Wednesday 4 October 2006

Jeremy Bentham, Epicurus, Rawls and torture

Investigating the question of Epicurus and his view of torture has led me to look at Jeremy Bentham again.

Sadly his works are not all indexed and on line - apparently work is in
progress to collate, index and publish them, but it will be a 70 volume
monster!

It seems to me that, where Epicurus identified the maximising of happiness as a useful goal in life, Bentham took the matter a stage further with his utilitarian calculus. His work on jurisprudence and punishment is
interesting. He saw that punishment was necessary to encourage better behaviour in people, but that the total punishment meted out could never be allowed to exceed the total misery that the crimes had caused. Furthermore corporal, and of course capital, punishment were too extreme in their negative effect on the total happiness of humanity to be countenanced.

I haven't been able to find any direct references to torture in Bentham's writing, though I am sure that there must be - has anybody else come across any?

Epicurus appears not to be pro-torture, he hardly could see it as a means to happiness for anybody, but he does suggest that the wise man would suffer torture calmly. In this he has the imaginative edge over those currently
urging torture as he doesn't see it only as something to be applied to 'the other' [since Epicurus is a humanist and not a xenophobe], but as something that even a happy, wise and honourable person might suffer in the course of
life.

Though Epicurus suggested avoiding politics was wise for a happy life, a sound view, Bentham, of course, considers the wider implications, for happiness for all, which does require a political accommodation. Actually Epicurus' urging that to be happy you must understand and make peace with your neighbour does really cover the same point if 'neighbour' is taken in
the widest sense - your enemy is, after all, only a neighbour with whom you have failed to make accommodation.

It seems to me that, if they had the chance, both Bentham and Epicurus would be consider Rawl's test of a just society as being a sound one from a utilitarian and Epicurean point of view. Since nobody but a masochist would
invite torture on themselves, I can't see that anybody applying Rawl's test could justify torture.

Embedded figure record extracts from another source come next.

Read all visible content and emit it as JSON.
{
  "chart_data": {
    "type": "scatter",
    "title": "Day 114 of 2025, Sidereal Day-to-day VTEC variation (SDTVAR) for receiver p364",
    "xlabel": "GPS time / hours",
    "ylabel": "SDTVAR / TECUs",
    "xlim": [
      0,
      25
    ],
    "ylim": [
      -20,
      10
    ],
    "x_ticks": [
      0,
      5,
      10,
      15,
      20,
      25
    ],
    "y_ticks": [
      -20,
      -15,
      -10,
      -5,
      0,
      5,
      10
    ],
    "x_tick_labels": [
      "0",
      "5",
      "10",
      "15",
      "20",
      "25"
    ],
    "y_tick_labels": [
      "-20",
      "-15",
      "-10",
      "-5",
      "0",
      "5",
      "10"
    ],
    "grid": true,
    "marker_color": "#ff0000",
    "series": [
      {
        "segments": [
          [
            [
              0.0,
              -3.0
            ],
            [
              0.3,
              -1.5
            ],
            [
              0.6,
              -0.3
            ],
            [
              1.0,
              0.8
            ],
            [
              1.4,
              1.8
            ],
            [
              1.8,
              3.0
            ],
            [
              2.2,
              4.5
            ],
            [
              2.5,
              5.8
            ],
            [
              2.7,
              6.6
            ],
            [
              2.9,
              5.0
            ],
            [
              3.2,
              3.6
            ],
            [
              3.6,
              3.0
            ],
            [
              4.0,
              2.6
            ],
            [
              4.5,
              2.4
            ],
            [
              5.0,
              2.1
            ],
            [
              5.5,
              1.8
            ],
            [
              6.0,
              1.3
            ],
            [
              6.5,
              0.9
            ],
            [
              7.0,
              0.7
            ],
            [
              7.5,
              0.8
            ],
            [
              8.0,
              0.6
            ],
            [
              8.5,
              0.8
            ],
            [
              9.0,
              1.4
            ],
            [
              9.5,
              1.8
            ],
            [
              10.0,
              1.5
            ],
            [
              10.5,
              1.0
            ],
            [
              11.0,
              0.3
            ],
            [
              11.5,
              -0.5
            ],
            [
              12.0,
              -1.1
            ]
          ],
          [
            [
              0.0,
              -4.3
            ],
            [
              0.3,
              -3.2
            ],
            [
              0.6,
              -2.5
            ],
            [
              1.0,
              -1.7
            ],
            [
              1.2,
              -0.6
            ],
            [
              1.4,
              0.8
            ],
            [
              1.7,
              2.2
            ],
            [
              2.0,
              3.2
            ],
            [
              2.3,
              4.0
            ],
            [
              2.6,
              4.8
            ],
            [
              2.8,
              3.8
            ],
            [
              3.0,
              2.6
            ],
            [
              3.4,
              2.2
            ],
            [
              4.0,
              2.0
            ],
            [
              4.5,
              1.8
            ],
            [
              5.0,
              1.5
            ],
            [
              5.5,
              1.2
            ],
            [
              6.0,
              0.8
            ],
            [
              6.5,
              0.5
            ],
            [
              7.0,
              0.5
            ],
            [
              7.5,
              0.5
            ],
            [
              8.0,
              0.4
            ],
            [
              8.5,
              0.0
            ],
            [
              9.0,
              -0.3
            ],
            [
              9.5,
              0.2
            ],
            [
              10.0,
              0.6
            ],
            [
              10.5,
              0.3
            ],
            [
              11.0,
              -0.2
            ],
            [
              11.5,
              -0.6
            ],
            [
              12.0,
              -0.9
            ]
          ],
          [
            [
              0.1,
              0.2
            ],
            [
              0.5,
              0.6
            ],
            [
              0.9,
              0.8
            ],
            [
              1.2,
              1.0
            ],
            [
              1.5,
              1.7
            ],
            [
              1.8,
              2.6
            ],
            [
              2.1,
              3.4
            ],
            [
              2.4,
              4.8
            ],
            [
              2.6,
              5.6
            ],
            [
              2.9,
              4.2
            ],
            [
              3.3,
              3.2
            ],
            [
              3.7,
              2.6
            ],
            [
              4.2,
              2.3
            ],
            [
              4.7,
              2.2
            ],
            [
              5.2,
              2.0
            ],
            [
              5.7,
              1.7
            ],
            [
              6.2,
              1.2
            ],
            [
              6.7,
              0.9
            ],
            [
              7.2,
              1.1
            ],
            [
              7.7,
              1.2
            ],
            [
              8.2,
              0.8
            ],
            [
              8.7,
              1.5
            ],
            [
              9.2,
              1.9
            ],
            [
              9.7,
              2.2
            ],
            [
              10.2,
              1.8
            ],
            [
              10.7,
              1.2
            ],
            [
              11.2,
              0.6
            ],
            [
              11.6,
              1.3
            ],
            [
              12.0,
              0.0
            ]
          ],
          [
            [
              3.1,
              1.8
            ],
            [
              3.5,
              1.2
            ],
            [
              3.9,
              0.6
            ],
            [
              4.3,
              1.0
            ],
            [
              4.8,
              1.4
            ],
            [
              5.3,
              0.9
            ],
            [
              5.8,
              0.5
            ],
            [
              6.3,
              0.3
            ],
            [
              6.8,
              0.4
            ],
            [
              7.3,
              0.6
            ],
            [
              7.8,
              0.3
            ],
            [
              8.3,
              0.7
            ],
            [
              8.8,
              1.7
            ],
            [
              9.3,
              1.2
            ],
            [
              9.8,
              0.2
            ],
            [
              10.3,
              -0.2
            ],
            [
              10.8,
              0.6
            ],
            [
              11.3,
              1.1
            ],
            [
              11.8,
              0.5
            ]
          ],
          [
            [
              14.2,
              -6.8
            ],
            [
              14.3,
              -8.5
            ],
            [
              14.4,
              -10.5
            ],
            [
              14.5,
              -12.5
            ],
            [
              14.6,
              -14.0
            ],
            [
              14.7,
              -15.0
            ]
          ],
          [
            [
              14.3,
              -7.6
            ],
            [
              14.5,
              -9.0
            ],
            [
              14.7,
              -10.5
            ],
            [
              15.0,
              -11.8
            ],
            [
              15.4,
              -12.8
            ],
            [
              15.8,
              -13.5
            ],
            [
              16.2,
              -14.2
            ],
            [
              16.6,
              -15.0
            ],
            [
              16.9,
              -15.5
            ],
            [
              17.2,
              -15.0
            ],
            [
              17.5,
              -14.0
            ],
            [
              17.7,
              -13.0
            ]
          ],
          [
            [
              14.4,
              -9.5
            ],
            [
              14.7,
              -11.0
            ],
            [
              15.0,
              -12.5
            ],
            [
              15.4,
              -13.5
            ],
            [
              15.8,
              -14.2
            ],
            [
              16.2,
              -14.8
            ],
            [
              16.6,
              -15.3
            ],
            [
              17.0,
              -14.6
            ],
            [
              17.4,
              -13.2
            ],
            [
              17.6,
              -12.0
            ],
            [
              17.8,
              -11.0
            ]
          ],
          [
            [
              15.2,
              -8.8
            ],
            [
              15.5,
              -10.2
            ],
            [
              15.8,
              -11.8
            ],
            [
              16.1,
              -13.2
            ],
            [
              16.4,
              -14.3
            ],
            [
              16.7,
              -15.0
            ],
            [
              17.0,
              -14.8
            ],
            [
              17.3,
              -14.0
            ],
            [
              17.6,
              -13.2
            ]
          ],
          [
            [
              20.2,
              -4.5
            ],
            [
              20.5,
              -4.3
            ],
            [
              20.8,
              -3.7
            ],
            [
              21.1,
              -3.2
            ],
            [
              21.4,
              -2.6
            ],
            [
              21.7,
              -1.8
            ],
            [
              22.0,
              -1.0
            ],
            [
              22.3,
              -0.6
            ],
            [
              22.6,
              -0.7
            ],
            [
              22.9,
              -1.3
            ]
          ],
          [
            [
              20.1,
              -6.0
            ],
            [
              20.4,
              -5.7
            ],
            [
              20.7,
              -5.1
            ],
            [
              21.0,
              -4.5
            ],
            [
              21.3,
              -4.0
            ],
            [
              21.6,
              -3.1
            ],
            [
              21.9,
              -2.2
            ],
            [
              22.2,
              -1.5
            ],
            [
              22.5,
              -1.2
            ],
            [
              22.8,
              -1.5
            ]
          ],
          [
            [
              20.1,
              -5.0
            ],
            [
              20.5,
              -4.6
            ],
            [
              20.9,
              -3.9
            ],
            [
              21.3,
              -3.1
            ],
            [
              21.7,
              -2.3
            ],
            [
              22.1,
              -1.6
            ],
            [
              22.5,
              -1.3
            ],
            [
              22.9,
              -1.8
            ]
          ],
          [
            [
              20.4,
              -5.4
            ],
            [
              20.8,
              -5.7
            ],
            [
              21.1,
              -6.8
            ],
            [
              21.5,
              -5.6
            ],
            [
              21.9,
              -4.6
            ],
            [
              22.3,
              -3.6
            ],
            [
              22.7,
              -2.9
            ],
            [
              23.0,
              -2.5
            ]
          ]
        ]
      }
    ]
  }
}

I wonder too that, since torture has been known to be ineffective in producing reliable information for several centuries those that argue for it must either be ignorant of this fact, or wilfully ignoring it - or must
rather have a different reason for urging torture than the 'ticking bomb' excuse. I think that they are really motivated by feelings of revenge, hatred and the smug assumption that they, themselves, will never face it,
being ubermenschen in their opinion.

--
Yesterday's chip wrapper is enjoys eternal youth - something denied the nectar of the gods; tomorrow's free beer.